Research Topic Examples
Non-Viral Gene Delivery
Currently, delivery of optogenetic genes utilizes AAVs (adeno-associated virus vectors) for gene transduction in neurons. These AAVs suffer from a number of limitations such as lack of economic scalability for clinical applications, limitations on maximum gene size, host immune response, disputed safety profile and the lack of stable transduction in the peripheral nervous system. Due to these limitations, we plan on exploring and testing non-viral vectors such as cationic polymers and liposomes as replacements for viral vectors for gene delivery in optogenetics Compared to AAVs, these non-viral systems offer high customizability for improved safety, gene loading, transfection efficiency and economic feasible scalability for gene delivery in neurons.

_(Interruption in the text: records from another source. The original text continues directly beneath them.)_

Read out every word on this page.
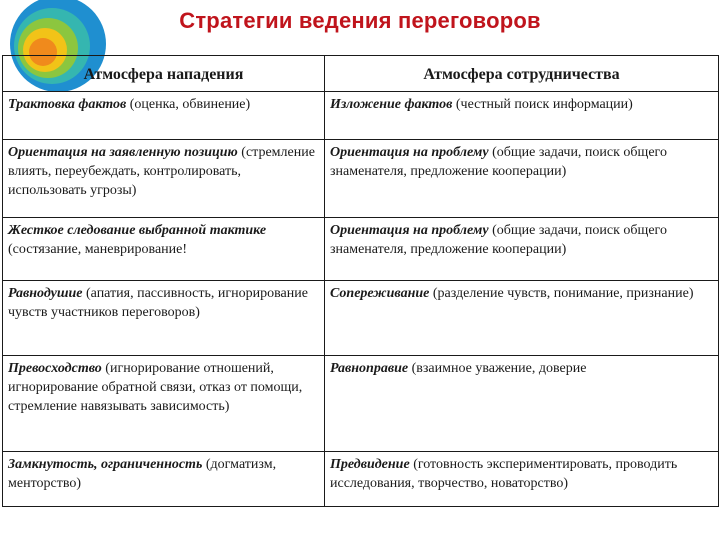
Стратегии ведения переговоров
Атмосфера нападения	Атмосфера сотрудничества
Трактовка фактов (оценка, обвинение)	Изложение фактов (честный поиск информации)
Ориентация на заявленную позицию (стремление влиять, переубеждать, контролировать, использовать угрозы)	Ориентация на проблему (общие задачи, поиск общего знаменателя, предложение кооперации)
Жесткое следование выбранной тактике (состязание, маневрирование!	Ориентация на проблему (общие задачи, поиск общего знаменателя, предложение кооперации)
Равнодушие (апатия, пассивность, игнорирование чувств участников переговоров)	Сопереживание (разделение чувств, понимание, признание)
Превосходство (игнорирование отношений, игнорирование обратной связи, отказ от помощи, стремление навязывать зависимость)	Равноправие (взаимное уважение, доверие
Замкнутость, ограниченность (догматизм, менторство)	Предвидение (готовность экспериментировать, проводить исследования, творчество, новаторство)
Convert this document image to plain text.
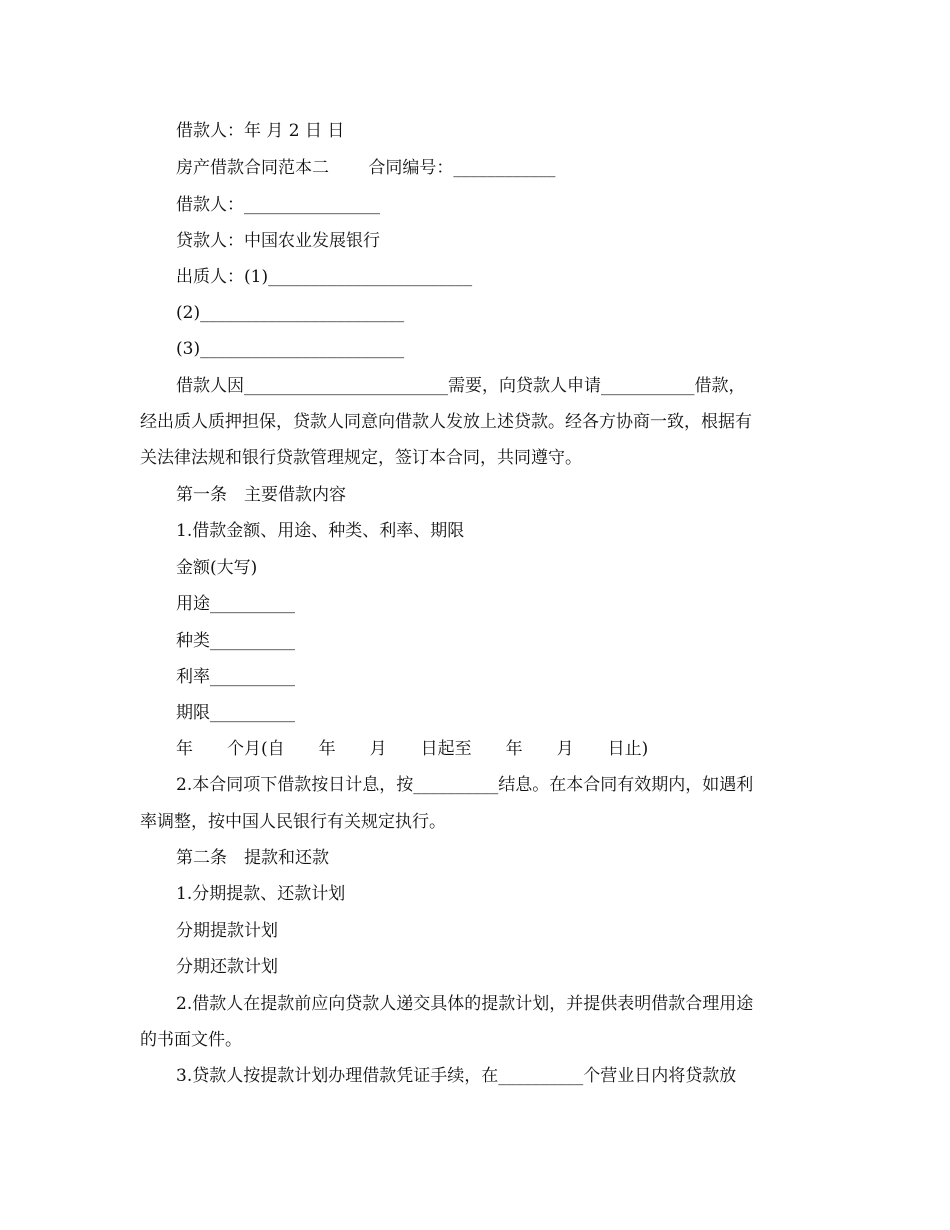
借款人：年 月 2 日 日
房产借款合同范本二 　　合同编号：____________
借款人：________________
贷款人：中国农业发展银行
出质人：(1)________________________
(2)________________________
(3)________________________
借款人因________________________需要，向贷款人申请___________借款，
经出质人质押担保，贷款人同意向借款人发放上述贷款。经各方协商一致，根据有
关法律法规和银行贷款管理规定，签订本合同，共同遵守。
第一条　主要借款内容
1.借款金额、用途、种类、利率、期限
金额(大写)
用途__________
种类__________
利率__________
期限__________
年　　个月(自　　年　　月　　日起至　　年　　月　　日止)
2.本合同项下借款按日计息，按__________结息。在本合同有效期内，如遇利
率调整，按中国人民银行有关规定执行。
第二条　提款和还款
1.分期提款、还款计划
分期提款计划
分期还款计划
2.借款人在提款前应向贷款人递交具体的提款计划，并提供表明借款合理用途
的书面文件。
3.贷款人按提款计划办理借款凭证手续，在__________个营业日内将贷款放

Over the past decade, optogenetics has increasingly become an important technology for neuroscience research and treatment of neurological disorders. One of the biggest challenges in optogenetics is the delivery of visible light for activation of opsins located in the neural systems. Traditionally, fiber optics would have to be implanted inside the brain due to the inability for photons to effectively penetrate the skull and tissue. We plan on working on mechanoluminescent nanoparticles that travel via circulatory system to be activated locally via focused ultrasound arising from outside the body, providing an optical source for optogenetic neuron modulation. This will provide an efficient, minimally invasive method to turn off and on neurons in regions of interest.
Wearable EEG Devices
Electroencephalograph (EEG) has been widely used clinically for diagnostics of epilepsy and sleep disease but it requires complex wiring and measurement process. We are working on the wearable electroencephalograph (EEG) platform for long-term monitoring of brain activity. The field of wearable EEG sensors can be divided into two main parts: data acquisition and data analysis. For data acquisition, we will be developing novel EEG electrodes with features of high signal-to-noise ratio (SNR), high stability and good adhesion to meet the real-life EEG user cases. For data analysis, we will integrate the state-of-art algorithms and signal processing techniques into our platform for wearable applications.